Madagascar offre un contexte particulièrement révélateur des défis globaux en matière de santé publique. Le pays est confronté à des indicateurs préoccupants, notamment une mortalité maternelle élevée, des grossesses précoces fréquentes et des inégalités marquées d’accès aux services de santé entre zones urbaines et rurales. À cela s’ajoute une forte dépendance aux financements internationaux, dans un environnement où les ressources publiques restent limitées. Cette situation rend l’accès aux soins encore difficile pour une grande partie de la population.
Pendant cinq jours, nous avons pu alterner entre rencontres institutionnelles, échanges avec des organisations internationales, visites de terrain et discussions avec des acteurs communautaires et des jeunes.
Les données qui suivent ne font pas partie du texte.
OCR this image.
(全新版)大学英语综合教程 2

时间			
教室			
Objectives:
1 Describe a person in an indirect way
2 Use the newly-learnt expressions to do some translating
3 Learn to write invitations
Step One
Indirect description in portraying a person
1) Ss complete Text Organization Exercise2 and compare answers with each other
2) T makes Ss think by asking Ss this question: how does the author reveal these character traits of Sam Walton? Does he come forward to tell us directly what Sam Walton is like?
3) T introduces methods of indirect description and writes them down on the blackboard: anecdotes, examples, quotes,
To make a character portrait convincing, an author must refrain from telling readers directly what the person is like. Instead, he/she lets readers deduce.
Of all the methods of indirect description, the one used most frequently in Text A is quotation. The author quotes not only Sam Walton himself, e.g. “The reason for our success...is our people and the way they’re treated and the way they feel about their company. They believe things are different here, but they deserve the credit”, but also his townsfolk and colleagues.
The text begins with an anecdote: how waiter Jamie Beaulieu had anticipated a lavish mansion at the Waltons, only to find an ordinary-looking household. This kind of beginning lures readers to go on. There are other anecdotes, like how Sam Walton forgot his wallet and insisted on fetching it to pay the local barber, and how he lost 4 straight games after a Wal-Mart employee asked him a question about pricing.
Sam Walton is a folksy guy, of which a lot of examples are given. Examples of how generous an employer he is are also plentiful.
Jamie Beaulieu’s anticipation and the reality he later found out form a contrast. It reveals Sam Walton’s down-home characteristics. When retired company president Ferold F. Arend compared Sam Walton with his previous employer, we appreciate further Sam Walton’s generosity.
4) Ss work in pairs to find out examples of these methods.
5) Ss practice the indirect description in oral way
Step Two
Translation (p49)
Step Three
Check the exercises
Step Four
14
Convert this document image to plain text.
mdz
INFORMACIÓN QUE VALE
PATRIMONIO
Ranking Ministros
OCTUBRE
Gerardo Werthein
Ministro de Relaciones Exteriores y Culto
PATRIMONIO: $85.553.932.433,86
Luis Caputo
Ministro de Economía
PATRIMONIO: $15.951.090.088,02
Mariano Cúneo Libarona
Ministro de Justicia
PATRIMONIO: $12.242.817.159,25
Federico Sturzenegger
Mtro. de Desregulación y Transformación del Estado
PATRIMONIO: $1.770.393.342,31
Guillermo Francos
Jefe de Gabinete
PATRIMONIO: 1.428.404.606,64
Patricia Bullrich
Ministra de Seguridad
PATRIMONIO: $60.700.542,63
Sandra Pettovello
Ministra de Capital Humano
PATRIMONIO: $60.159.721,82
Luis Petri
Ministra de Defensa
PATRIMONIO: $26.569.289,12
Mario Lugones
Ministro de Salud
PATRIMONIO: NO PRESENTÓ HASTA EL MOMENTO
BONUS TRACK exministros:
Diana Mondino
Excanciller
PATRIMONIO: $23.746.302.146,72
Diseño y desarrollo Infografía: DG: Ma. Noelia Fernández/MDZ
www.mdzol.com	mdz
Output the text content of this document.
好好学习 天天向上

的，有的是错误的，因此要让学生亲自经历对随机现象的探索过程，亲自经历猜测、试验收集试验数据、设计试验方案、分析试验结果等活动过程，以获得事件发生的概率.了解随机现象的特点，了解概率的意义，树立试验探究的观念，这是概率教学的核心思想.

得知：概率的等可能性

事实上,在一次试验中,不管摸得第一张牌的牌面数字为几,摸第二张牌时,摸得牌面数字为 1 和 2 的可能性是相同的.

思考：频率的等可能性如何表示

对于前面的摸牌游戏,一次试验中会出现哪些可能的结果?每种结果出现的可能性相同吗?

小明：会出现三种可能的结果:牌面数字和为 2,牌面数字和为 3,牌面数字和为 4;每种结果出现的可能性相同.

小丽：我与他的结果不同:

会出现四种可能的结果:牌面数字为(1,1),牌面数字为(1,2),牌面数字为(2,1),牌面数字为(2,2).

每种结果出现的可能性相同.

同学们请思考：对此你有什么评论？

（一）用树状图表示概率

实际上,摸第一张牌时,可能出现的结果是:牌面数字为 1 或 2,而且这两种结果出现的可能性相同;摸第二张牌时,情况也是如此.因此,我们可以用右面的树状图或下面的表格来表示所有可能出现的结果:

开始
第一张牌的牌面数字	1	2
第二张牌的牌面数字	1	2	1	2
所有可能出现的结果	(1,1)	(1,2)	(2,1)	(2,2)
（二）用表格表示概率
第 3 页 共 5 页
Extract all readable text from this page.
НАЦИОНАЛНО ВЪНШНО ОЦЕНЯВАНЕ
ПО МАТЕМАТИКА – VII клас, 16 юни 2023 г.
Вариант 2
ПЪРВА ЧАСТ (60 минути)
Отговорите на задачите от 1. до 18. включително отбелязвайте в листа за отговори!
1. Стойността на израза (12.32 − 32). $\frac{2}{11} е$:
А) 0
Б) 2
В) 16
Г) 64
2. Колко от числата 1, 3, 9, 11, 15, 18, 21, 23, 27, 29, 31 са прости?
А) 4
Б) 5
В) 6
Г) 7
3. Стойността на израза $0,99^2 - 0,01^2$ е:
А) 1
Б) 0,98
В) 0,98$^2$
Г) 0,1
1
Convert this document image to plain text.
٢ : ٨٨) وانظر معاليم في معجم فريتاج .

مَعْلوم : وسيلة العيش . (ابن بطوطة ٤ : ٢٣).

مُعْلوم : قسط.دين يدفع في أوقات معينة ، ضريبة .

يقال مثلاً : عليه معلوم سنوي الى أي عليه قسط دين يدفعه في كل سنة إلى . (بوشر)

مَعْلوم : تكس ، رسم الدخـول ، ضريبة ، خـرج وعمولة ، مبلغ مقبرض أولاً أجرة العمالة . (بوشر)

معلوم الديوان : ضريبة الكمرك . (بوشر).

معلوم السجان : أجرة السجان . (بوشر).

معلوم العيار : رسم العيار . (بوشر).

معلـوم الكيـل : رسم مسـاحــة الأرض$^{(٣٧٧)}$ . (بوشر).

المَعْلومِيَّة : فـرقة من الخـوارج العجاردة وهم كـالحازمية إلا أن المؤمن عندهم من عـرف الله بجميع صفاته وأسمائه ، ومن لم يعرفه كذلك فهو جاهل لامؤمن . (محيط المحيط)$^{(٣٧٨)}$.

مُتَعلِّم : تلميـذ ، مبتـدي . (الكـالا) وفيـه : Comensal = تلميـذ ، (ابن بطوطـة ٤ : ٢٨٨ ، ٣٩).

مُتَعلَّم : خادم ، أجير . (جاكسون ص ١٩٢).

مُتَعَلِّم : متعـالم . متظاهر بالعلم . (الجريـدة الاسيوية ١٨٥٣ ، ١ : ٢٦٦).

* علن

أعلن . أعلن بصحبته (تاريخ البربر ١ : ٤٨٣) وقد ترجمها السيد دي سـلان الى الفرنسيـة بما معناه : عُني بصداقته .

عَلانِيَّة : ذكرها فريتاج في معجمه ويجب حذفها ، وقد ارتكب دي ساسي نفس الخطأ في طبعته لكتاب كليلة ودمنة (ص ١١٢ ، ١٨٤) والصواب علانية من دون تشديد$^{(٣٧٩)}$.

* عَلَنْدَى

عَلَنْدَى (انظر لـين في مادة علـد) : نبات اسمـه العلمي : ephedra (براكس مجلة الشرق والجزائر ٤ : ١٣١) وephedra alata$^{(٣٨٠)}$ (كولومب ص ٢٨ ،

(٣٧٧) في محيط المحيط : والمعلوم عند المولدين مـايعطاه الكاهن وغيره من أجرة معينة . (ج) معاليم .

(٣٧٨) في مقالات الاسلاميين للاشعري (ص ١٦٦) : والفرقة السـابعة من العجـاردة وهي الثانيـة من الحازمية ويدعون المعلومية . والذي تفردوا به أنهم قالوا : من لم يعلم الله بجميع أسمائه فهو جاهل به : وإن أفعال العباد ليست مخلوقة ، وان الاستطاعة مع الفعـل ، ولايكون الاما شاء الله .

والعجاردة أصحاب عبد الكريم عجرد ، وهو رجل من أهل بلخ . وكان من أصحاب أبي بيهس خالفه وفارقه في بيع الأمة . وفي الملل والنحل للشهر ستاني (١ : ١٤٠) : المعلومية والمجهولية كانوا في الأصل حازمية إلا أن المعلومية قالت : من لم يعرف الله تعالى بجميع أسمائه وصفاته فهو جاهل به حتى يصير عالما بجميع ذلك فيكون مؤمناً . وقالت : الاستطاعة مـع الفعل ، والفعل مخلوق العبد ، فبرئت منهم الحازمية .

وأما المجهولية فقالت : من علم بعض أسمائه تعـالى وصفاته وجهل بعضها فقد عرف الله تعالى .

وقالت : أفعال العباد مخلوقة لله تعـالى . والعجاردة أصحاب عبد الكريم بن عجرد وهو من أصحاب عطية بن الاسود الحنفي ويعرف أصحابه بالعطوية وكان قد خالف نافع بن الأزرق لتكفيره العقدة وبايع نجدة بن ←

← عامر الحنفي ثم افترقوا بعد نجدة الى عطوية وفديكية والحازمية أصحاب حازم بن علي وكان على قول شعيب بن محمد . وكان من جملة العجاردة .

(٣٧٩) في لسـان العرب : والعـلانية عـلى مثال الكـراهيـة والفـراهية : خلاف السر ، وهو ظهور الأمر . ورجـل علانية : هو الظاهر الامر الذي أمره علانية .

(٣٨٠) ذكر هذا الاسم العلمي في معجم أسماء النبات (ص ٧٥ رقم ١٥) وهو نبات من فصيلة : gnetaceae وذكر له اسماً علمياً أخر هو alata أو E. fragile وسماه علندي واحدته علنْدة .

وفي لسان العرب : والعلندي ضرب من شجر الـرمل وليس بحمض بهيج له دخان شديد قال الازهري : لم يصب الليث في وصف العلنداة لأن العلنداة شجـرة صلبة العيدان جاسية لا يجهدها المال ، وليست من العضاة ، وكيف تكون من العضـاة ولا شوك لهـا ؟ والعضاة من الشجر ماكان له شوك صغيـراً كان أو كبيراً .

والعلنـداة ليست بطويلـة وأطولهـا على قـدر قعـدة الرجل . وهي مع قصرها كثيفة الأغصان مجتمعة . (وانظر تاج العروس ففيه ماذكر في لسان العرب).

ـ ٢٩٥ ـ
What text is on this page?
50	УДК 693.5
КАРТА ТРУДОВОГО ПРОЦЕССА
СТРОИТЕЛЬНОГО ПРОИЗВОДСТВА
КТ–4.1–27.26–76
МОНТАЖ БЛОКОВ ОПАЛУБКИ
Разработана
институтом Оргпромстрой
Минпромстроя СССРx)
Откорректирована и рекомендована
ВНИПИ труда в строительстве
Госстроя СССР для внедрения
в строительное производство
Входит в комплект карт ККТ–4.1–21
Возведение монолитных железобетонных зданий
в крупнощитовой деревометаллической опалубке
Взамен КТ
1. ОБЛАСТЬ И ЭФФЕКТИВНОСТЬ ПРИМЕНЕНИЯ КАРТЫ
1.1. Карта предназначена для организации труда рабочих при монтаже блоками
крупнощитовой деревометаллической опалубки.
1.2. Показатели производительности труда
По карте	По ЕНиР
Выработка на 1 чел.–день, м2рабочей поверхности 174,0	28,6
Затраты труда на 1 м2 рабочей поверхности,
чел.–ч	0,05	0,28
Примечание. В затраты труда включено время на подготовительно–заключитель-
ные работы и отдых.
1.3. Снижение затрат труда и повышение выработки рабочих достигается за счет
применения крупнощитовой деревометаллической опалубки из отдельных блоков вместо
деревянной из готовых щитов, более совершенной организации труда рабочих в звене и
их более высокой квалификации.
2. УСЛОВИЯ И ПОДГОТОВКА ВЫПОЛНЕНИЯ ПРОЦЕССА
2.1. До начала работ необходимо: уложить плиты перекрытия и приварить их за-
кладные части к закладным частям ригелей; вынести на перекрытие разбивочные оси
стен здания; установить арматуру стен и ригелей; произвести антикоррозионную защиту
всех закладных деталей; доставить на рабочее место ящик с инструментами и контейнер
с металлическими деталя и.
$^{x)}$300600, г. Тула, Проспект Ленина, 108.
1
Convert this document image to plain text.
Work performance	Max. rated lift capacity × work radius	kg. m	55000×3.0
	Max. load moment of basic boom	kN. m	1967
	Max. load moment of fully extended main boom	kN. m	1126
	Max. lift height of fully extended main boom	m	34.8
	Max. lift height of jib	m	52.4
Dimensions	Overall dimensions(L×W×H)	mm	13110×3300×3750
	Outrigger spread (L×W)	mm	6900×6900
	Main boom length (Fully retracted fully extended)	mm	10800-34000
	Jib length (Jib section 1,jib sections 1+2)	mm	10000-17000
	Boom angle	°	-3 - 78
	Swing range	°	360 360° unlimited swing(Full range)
Cette immersion a permis de croiser les perspectives politiques avec la réalité concrète du terrain, offrant une vision globale des enjeux.

Les échanges avec les ministères malgaches ont mis en lumière une mobilisation réelle sur les questions de santé, d’éducation et de jeunesse. Toutefois, plusieurs limites persistent, notamment un manque de coordination entre les institutions, des ressources insuffisantes et des difficultés d’accès aux services, particulièrement en milieu rural. Dans ce contexte, le rôle du Parlement apparaît central pour traduire les priorités politiques en actions concrètes, à travers l’élaboration des lois et le vote des budgets.
Les organisations internationales, comme le FNUAP, jouent un rôle majeur dans le soutien au système de santé. Elles interviennent notamment dans le financement des programmes, l’approvisionnement en produits de santé reproductive et l’accompagnement des stratégies nationales. Cependant, cette dépendance aux financements extérieurs soulève une question essentielle : comment garantir la continuité des services dans un contexte de diminution de l’aide internationale ?

Les visites de terrain, notamment dans la région d’Ampefy, ont permis d’observer directement les réalités locales. Elles ont mis en évidence les difficultés d’accès aux soins liées à l’éloignement, au manque d’infrastructures et aux contraintes logistiques. Malgré ces obstacles, certaines initiatives innovantes se développent, comme les cliniques mobiles, qui permettent d’atteindre les populations les plus isolées. L’éducation apparaît également comme un levier fondamental, en particulier à travers l’intégration des enjeux liés à la santé sexuelle dans les établissements scolaires.
La jeunesse occupe une place centrale dans ces enjeux. Avec une population très jeune, Madagascar doit répondre à des besoins spécifiques en matière d’accès à l’information, de services adaptés et de lutte contre les normes sociales contraignantes. Les centres de jeunes et les approches communautaires jouent un rôle clé en offrant des espaces d’échange, de sensibilisation et d’accompagnement.
L’un des constats les plus marquants du voyage concerne la question du financement. Les dépenses de santé restent largement insuffisantes, tandis qu’une part importante du financement repose encore sur l’aide internationale. Cette situation fragilise la pérennité du système de santé et limite sa capacité à répondre aux besoins croissants de la population. Dans le même temps, les ménages supportent encore une part importante des coûts, ce qui accentue les inégalités d’accès aux soins.

Face à ces défis, plusieurs pistes ont été identifiées pour construire un financement plus durable. L’augmentation progressive du budget national de la santé apparaît comme un levier essentiel, tout comme la mobilisation du secteur privé et le développement de mécanismes de financement innovants. Le renforcement de la gouvernance et de la transparence est également indispensable pour assurer une utilisation efficace des ressources. Dans ce contexte, le rôle des parlementaires nous paraît déterminant pour porter ces transformations et garantir leur mise en œuvre.